Dengan langkah
gugup kami memasuki pintu utama gedung hotel, disambut pintu kaca otomatis yang
baik hati membuka dirinya untuk kami. Seketika langkah kami mencium ubin licin
gemerlap sebuah lobi megah dengan tangga berkarpet merah, berulin-ulin seperti
ular menggapai lantai diatasnya. Suasana ruangan nan mewah ditambah hawa
pendingin ruangan menusuk membuat kami semakin gugup.
Sejurus kemudian
kami melangkah menuju meja resepsionis, bermaksud menanyakan sebuah nama yang yang
kami cari. Pria resepsionis menyambut ramah dan menanyakan urusan apa yang bisa
di bantu. Setelah kami utarakan maksud, telunjuknya pun langsung menyusuri sebuah
buku tamu lalu berbicara dengan seseorang diujung telepon.
“Ya, sebentar
lagi bapaknya turun!”
“Makasih ya!”
kami membarter senyum.
Dengan dada yang
makin degup, kami mendudukkan gugup di sofa merah.
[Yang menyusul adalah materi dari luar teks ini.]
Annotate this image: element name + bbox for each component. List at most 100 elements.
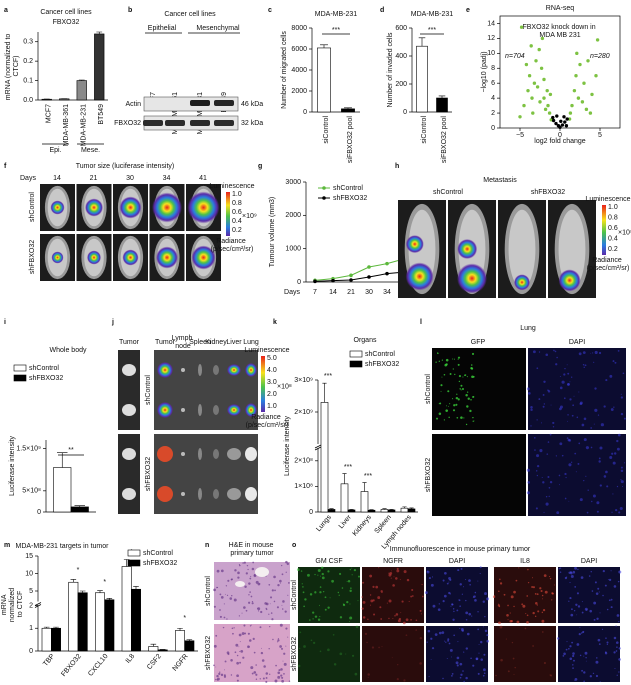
column-label: Tumor xyxy=(155,339,176,346)
texture-dot xyxy=(388,572,390,574)
image-bg xyxy=(528,348,626,430)
error-bar xyxy=(344,107,352,109)
colorbar-radiance: Radiance (p/sec/cm²/sr) xyxy=(211,238,254,253)
texture-dot xyxy=(589,609,593,613)
texture-dot xyxy=(448,581,450,583)
texture-dot xyxy=(581,601,583,603)
column-label: NGFR xyxy=(383,558,403,565)
axis-break xyxy=(314,444,322,451)
texture-dot xyxy=(339,652,343,656)
texture-dot xyxy=(223,675,227,678)
texture-dot xyxy=(621,486,623,488)
panel-label: f xyxy=(4,163,7,170)
texture-dot xyxy=(238,564,240,566)
texture-dot xyxy=(405,618,409,622)
texture-dot xyxy=(403,570,407,574)
bar xyxy=(407,508,416,513)
texture-dot xyxy=(542,481,545,484)
texture-dot xyxy=(498,605,501,608)
texture-dot xyxy=(255,664,257,666)
organ xyxy=(181,492,185,496)
texture-dot xyxy=(317,618,321,621)
texture-dot xyxy=(498,590,500,593)
error-bar xyxy=(97,590,103,593)
texture-dot xyxy=(537,610,540,613)
texture-dot xyxy=(442,600,445,603)
texture-dot xyxy=(569,657,573,661)
bar xyxy=(341,108,355,113)
texture-dot xyxy=(566,641,568,643)
y-tick-label: 400 xyxy=(395,53,407,60)
texture-dot xyxy=(286,562,290,566)
texture-dot xyxy=(460,384,463,387)
y-tick-label: 2×10⁹ xyxy=(294,409,313,416)
legend-swatch xyxy=(349,360,363,368)
day-label: 21 xyxy=(90,175,98,182)
bar xyxy=(95,592,105,652)
y-tick-label: 1 xyxy=(29,625,33,632)
row-label: shFBXO32 xyxy=(425,458,432,492)
texture-dot xyxy=(534,437,536,439)
texture-dot xyxy=(590,427,593,429)
error-bar xyxy=(79,590,86,593)
texture-dot xyxy=(396,567,399,570)
tumor xyxy=(122,364,136,376)
texture-dot xyxy=(241,612,243,614)
bar xyxy=(104,599,115,652)
texture-dot xyxy=(547,389,549,391)
bar xyxy=(94,33,105,101)
texture-dot xyxy=(556,511,560,515)
group-label: Epithelial xyxy=(148,25,177,32)
texture-dot xyxy=(437,352,439,355)
y-tick-label: 600 xyxy=(395,25,407,32)
texture-dot xyxy=(616,674,618,676)
bar xyxy=(327,509,336,513)
texture-dot xyxy=(561,380,565,384)
point xyxy=(349,273,353,278)
x-tick-label: CXCL10 xyxy=(87,653,109,678)
texture-dot xyxy=(584,651,588,655)
texture-dot xyxy=(465,394,468,397)
texture-dot xyxy=(581,423,585,427)
bar xyxy=(70,506,89,513)
texture-dot xyxy=(244,632,247,635)
texture-dot xyxy=(580,632,583,634)
texture-dot xyxy=(261,647,262,649)
texture-dot xyxy=(599,612,601,614)
texture-dot xyxy=(428,676,430,678)
y-tick-label: 2000 xyxy=(291,88,307,95)
texture-dot xyxy=(243,624,246,627)
colorbar-tick: 0.8 xyxy=(608,214,618,221)
texture-dot xyxy=(319,586,322,588)
texture-dot xyxy=(275,664,277,667)
texture-dot xyxy=(456,664,459,667)
error-bar xyxy=(74,505,85,507)
bar xyxy=(121,566,132,652)
error-bar xyxy=(402,506,407,509)
texture-dot xyxy=(271,589,274,592)
texture-dot xyxy=(606,485,609,488)
texture-dot xyxy=(579,627,581,629)
texture-dot xyxy=(570,574,574,578)
texture-dot xyxy=(216,586,218,589)
texture-dot xyxy=(566,364,568,366)
texture-dot xyxy=(239,661,242,664)
organ xyxy=(198,364,202,376)
texture-dot xyxy=(618,621,620,623)
texture-dot xyxy=(465,647,469,650)
legend-marker xyxy=(322,196,326,200)
row-label: shFBXO32 xyxy=(205,636,212,670)
texture-dot xyxy=(469,583,471,586)
texture-dot xyxy=(610,606,613,609)
texture-dot xyxy=(472,375,475,378)
point xyxy=(545,88,549,93)
point xyxy=(547,111,552,115)
error-bar xyxy=(342,473,347,484)
texture-dot xyxy=(594,387,597,390)
texture-dot xyxy=(572,664,574,666)
point xyxy=(522,103,526,108)
texture-dot xyxy=(556,637,560,640)
y-tick-label: 2 xyxy=(491,110,495,117)
texture-dot xyxy=(339,616,343,619)
texture-dot xyxy=(436,417,439,420)
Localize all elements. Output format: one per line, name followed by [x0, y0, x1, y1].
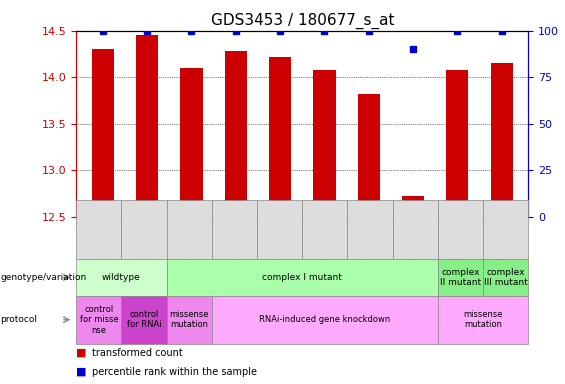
Text: control
for misse
nse: control for misse nse — [80, 305, 118, 334]
Bar — [402, 197, 424, 217]
Bar — [269, 57, 291, 217]
Bar — [358, 94, 380, 217]
Text: ■: ■ — [76, 348, 87, 358]
Text: ■: ■ — [76, 367, 87, 377]
Text: complex
II mutant: complex II mutant — [440, 268, 481, 287]
Text: missense
mutation: missense mutation — [170, 310, 209, 329]
Bar — [490, 63, 513, 217]
Text: control
for RNAi: control for RNAi — [127, 310, 162, 329]
Text: percentile rank within the sample: percentile rank within the sample — [92, 367, 257, 377]
Text: protocol: protocol — [1, 315, 37, 324]
Text: wildtype: wildtype — [102, 273, 141, 282]
Title: GDS3453 / 180677_s_at: GDS3453 / 180677_s_at — [211, 13, 394, 29]
Text: genotype/variation: genotype/variation — [1, 273, 87, 282]
Text: missense
mutation: missense mutation — [463, 310, 503, 329]
Bar — [225, 51, 247, 217]
Bar — [136, 35, 158, 217]
Text: complex I mutant: complex I mutant — [262, 273, 342, 282]
Bar — [92, 49, 114, 217]
Text: complex
III mutant: complex III mutant — [484, 268, 528, 287]
Bar — [446, 70, 468, 217]
Text: transformed count: transformed count — [92, 348, 183, 358]
Bar — [314, 70, 336, 217]
Bar — [180, 68, 203, 217]
Text: RNAi-induced gene knockdown: RNAi-induced gene knockdown — [259, 315, 390, 324]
Suara riuh rendah
terdengar dari beberapa orang paruh baya yang sedang asyik melingkari
beberapa buah meja kecil. Aku memperhatikan cantiknya lampu kristal lobi hotel yang menggantung redup.
“Aduhhh, aku
gugup nih!” temanku meremas-remas jarinya. Aku cuma tersenyum.
Tak beberapa
lalam sosok sederhana yang ingin kami temui itu keluar dari dalam perut lift,
melangkah perlahan kearah sofa kami. Sebenarnya kami belum memiliki peta wajah
masing-masing. Mungkin sikap kikuk kami itulah yang menjadi penunjuk sehingga
ia langsung mengenali kami.
“Muhyi ya?” iya
menyapa temanku.
“Eh iya om!”
kami bersungut-sungut.
Kami saling
berjabat tangan, bertanya kabar lalu duduk bersama. Pria sederhana itu
mengerjap-kerjapkan matanya yang merah. Ah, kami jadi sedikit tak enak hati
padanya. Sebab awalnya beliaulah yang menunggu kami di lobi hotel itu. Sesuai waktu yang disepakati melalui sms
kami, pukul 09.00. Tetapi kami terlambat setengah jam karena sedang menghadiri
acara di tempat lain. Sehingga ia pun kembali naik kekamarnya lalu
mengistirahatkan mata kembali. Ah, maaf ya om!
Setelah itu kami
pun saling menyusuri diri masing-masing. Temanku_ Muhyi-lah yang sebenarnya sudah
lama mengenal pria ini melalui media Twitter. Melalui Twitter pula kami ketahui
mengenai kedatangannya ke kota kami, untuk menghadiri rapat Harian Jawa Post
se-Indonesia. Hanya saja aku belum paham betul mengenai riwayatnya, yang kutahu
beliau adalah penyair terkemuka yang kelak karya dan kata-katanya akan menjadi salah
satu perbendaharaan inspirasi berarti bagiku dan karyaku juga tentunya.
Jika sebelumnya
kami sering menimba teori-teori melalui buku-buku, khususnya teori sastra. Maka
itu tidak akan berarti apa-apa jika dibandingkan dengan hanya sebaris kalimat
yang keluar langsung dari tenggorokan si penulis tersebut secara langsung.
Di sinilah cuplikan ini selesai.